You get a new patient from the hospital, but they haven't seen their PCP in the previous four months because his practice had to close due to COVID-19, have they? Now what? In the meantime, your patient can't get to the doctor's office due to Covid-19, and even if there wasn't a pandemic, the daughter can't take time off work to get mom to the provider until sometime next week anyway. You can't move forward with your care plan without a recent physician's face-to-face encounter note, but there are none to be had. In addition, the patient is quite weak and has difficulty walking, making her a homebound patient even if she could take time off of work. Again, what comes next?
We encourage you to send this patient to HomeMD Housecall Services since we can get hospital papers via our software systems, gather consent forms digitally, and be at your patient's home within days, sometimes even hours, if required. Contrast that with "that other company's" turnaround time of 4-6 weeks. We'll get that face-to-face meeting over with, provide your office the proof they need that it happened, and then since that's what we do, we'll have the 485 plan of care form electronically signed.

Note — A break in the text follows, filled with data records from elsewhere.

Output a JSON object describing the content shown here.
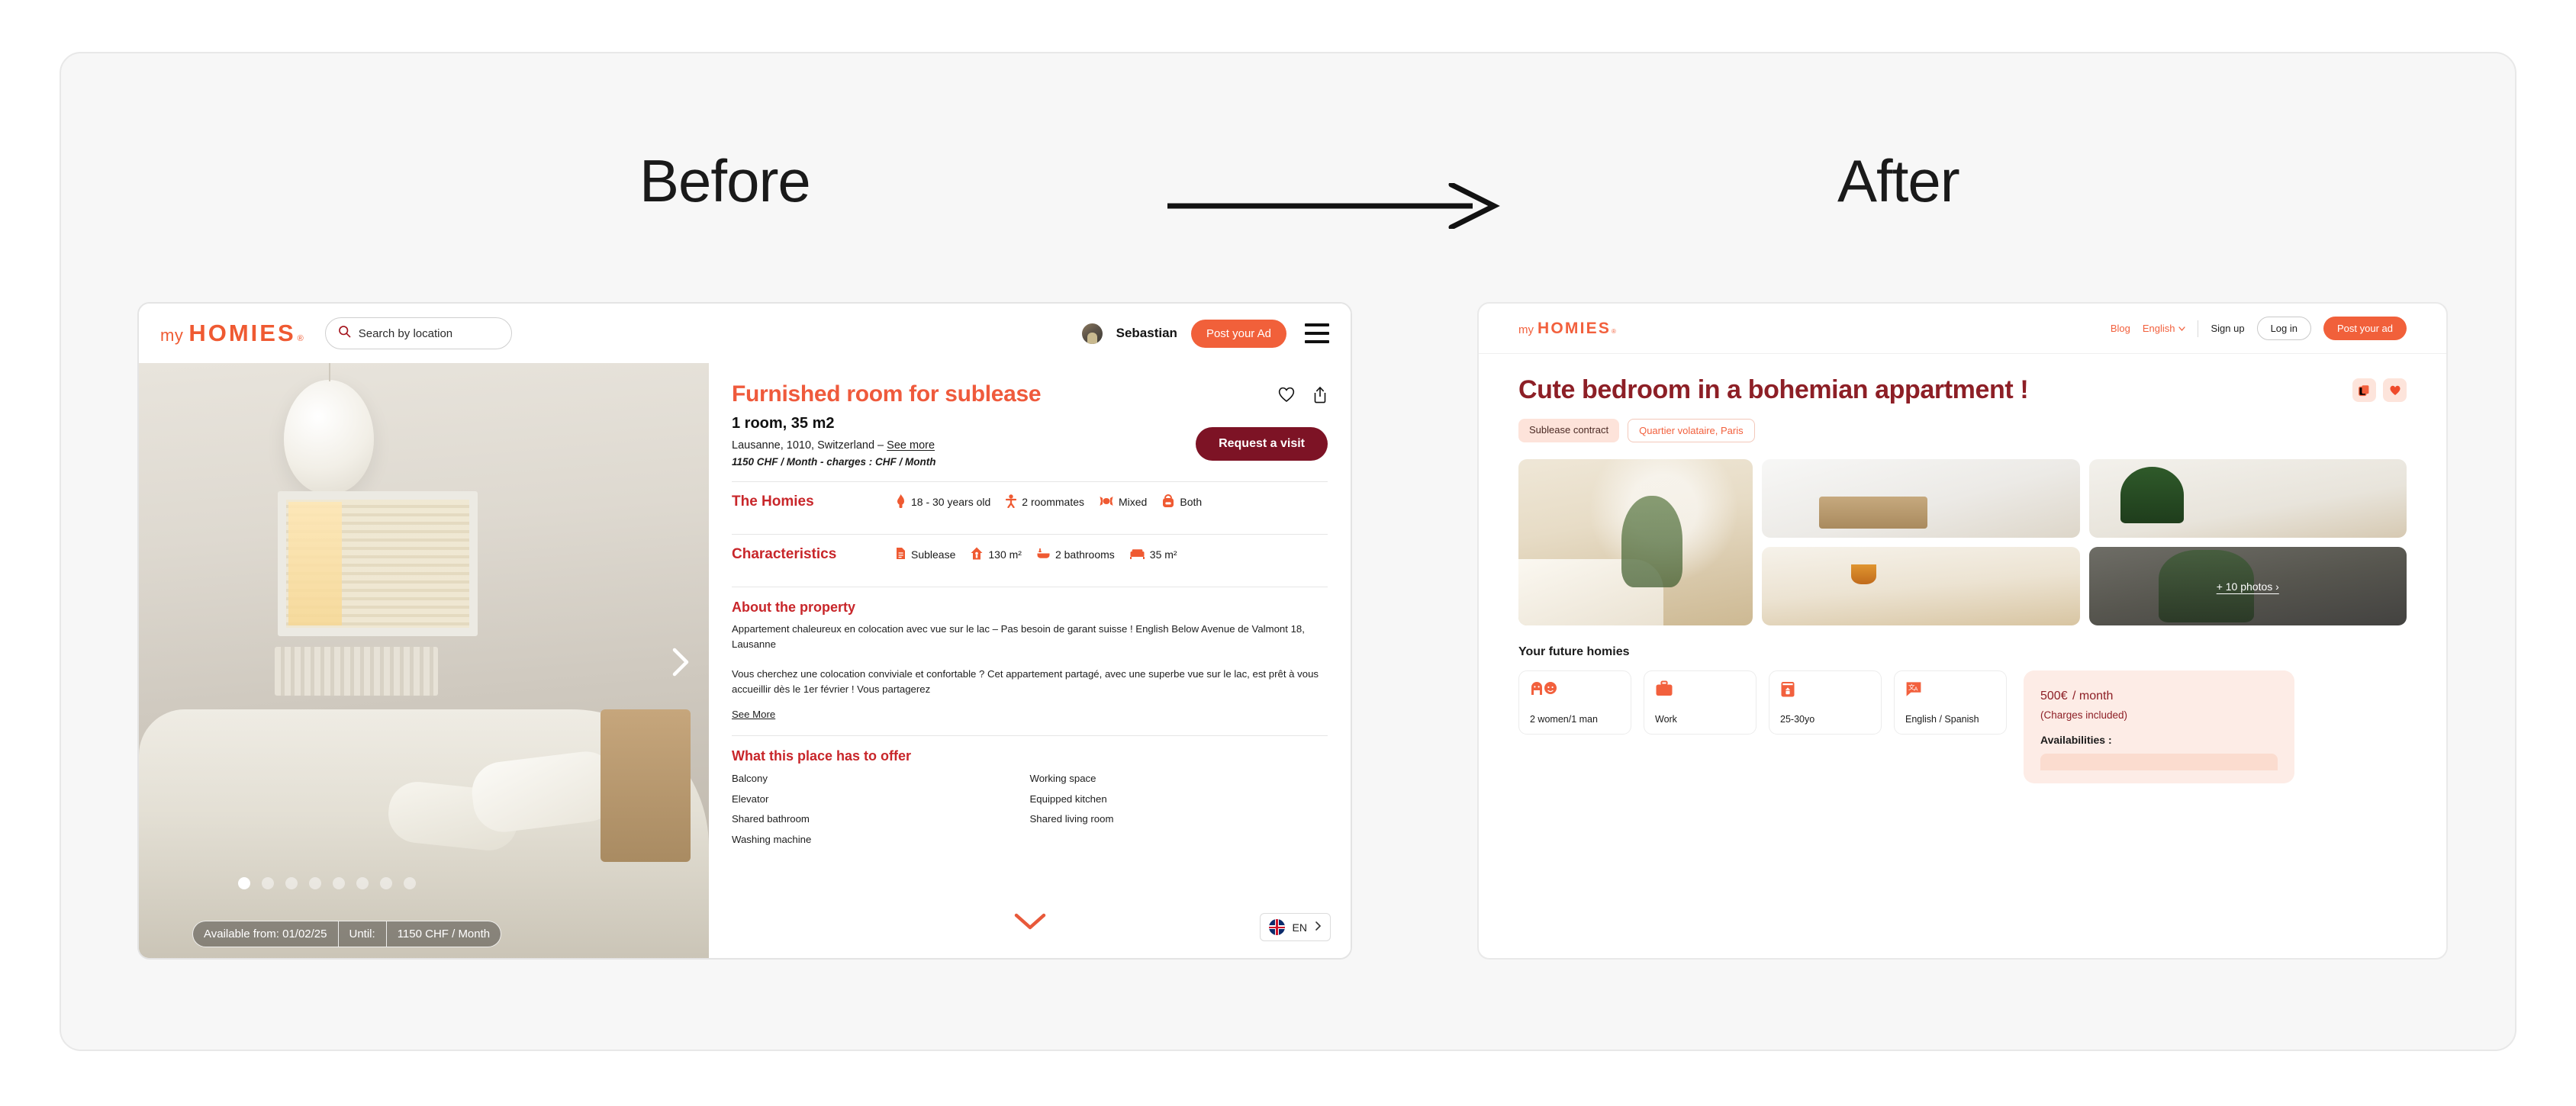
{
  "headings": {
    "before": "Before",
    "after": "After",
    "arrow_icon": "long-right-arrow-icon"
  },
  "before": {
    "header": {
      "logo_my": "my",
      "logo_homies": "HOMIES",
      "logo_reg": "®",
      "search_placeholder": "Search by location",
      "search_icon": "search-icon",
      "user_name": "Sebastian",
      "post_ad_label": "Post your Ad",
      "menu_icon": "hamburger-menu-icon"
    },
    "photo": {
      "dots_total": 8,
      "dots_active_index": 0,
      "next_icon": "chevron-right-icon",
      "availability": {
        "from_label": "Available from: 01/02/25",
        "until_label": "Until:",
        "price_label": "1150 CHF  / Month"
      }
    },
    "listing": {
      "title": "Furnished room for sublease",
      "favorite_icon": "heart-outline-icon",
      "share_icon": "share-upload-icon",
      "subtitle": "1 room, 35 m2",
      "location": "Lausanne, 1010, Switzerland – ",
      "location_link": "See more",
      "price_line": "1150 CHF / Month - charges :  CHF / Month",
      "request_visit_label": "Request a visit"
    },
    "homies_row": {
      "label": "The Homies",
      "items": [
        {
          "icon": "flame-icon",
          "text": "18 - 30 years old"
        },
        {
          "icon": "person-icon",
          "text": "2 roommates"
        },
        {
          "icon": "candy-icon",
          "text": "Mixed"
        },
        {
          "icon": "backpack-icon",
          "text": "Both"
        }
      ]
    },
    "characteristics_row": {
      "label": "Characteristics",
      "items": [
        {
          "icon": "document-icon",
          "text": "Sublease"
        },
        {
          "icon": "house-icon",
          "text": "130 m²"
        },
        {
          "icon": "bathtub-icon",
          "text": "2 bathrooms"
        },
        {
          "icon": "bed-icon",
          "text": "35 m²"
        }
      ]
    },
    "about": {
      "heading": "About the property",
      "paragraph1": "Appartement chaleureux en colocation avec vue sur le lac – Pas besoin de garant suisse ! English Below Avenue de Valmont 18, Lausanne",
      "paragraph2": "Vous cherchez une colocation conviviale et confortable ? Cet appartement partagé, avec une superbe vue sur le lac, est prêt à vous accueillir dès le 1er février ! Vous partagerez",
      "see_more": "See More"
    },
    "offer": {
      "heading": "What this place has to offer",
      "items": [
        "Balcony",
        "Working space",
        "Elevator",
        "Equipped kitchen",
        "Shared bathroom",
        "Shared living room",
        "Washing machine"
      ]
    },
    "footer": {
      "expand_icon": "chevron-down-icon",
      "flag_icon": "uk-flag-icon",
      "lang_code": "EN",
      "lang_chevron_icon": "chevron-right-icon"
    }
  },
  "after": {
    "header": {
      "logo_my": "my",
      "logo_homies": "HOMIES",
      "logo_reg": "®",
      "blog_label": "Blog",
      "english_label": "English",
      "english_chevron_icon": "chevron-down-icon",
      "signup_label": "Sign up",
      "login_label": "Log in",
      "post_ad_label": "Post your ad"
    },
    "listing": {
      "title": "Cute bedroom in a bohemian appartment !",
      "copy_icon": "copy-link-icon",
      "favorite_icon": "heart-filled-icon",
      "tags": [
        {
          "text": "Sublease contract",
          "style": "filled"
        },
        {
          "text": "Quartier volataire, Paris",
          "style": "outline"
        }
      ]
    },
    "gallery": {
      "main_photo_name": "bohemian-bedroom-photo",
      "thumbs": [
        {
          "name": "bathroom-photo"
        },
        {
          "name": "plant-corner-photo"
        },
        {
          "name": "dining-room-photo"
        },
        {
          "name": "balcony-plants-photo"
        }
      ],
      "more_label": "+ 10 photos ›"
    },
    "homies": {
      "heading": "Your future homies",
      "cards": [
        {
          "icon": "two-women-one-man-icon",
          "label": "2 women/1 man"
        },
        {
          "icon": "briefcase-icon",
          "label": "Work"
        },
        {
          "icon": "calendar-age-icon",
          "label": "25-30yo"
        },
        {
          "icon": "translate-icon",
          "label": "English / Spanish"
        }
      ]
    },
    "price": {
      "amount": "500€",
      "period": "/ month",
      "charges": "(Charges included)",
      "availabilities_label": "Availabilities :"
    }
  },
  "colors": {
    "brand_orange": "#f1603a",
    "title_orange": "#ef5a3c",
    "deep_red": "#8d1f26",
    "section_red": "#c8262a",
    "visit_button": "#7d1325",
    "tag_bg": "#fde3da",
    "price_card_bg": "#fdece6"
  }
}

We've all been in the situation when patients need a specialist mattress because they have stage 2 or 3 pressure sores. You have accurate wound measures, a thorough wound evaluation, and perhaps even some wound images. When you check up on it two weeks later, you speak to someone who speaks to someone else who puts you on hold. You sent them to your patient's PCP, who then sent the order for a customized mattress to the large box DME business. You phone the PCP's office to provide the precise terminology they must use since you discover that the doctor failed to include the particular verbiage needed by Medicare in their letter.
After another week with still no mattress, you learn that your patient has sepsis and has been admitted to the hospital. Finally, a few weeks after the patient is sent home; you discover that you are again in the same predicament, attempting to avoid falling into the DME rabbit hole. HomeMD Housecall Services provide the solution to it. When working with senior patients, we have filled out the DME form several times, so we are fully aware of what the orders should include. In contrast, the patient's current PCP may only view the DME paperwork while seeing 35-year-old patients.
Beyond that, we put a lot of pressure on the DME firms that we hire to care for our patients; simply, they must do it well, or we will choose a different DME company. Our practice has a specialized DME coordinator who collaborates with particular DME providers who have been gracious enough to build up particular workflows designed to benefit our particular patient demographic. You are welcome to join the HomeMD Housecall Services team and work inside our system!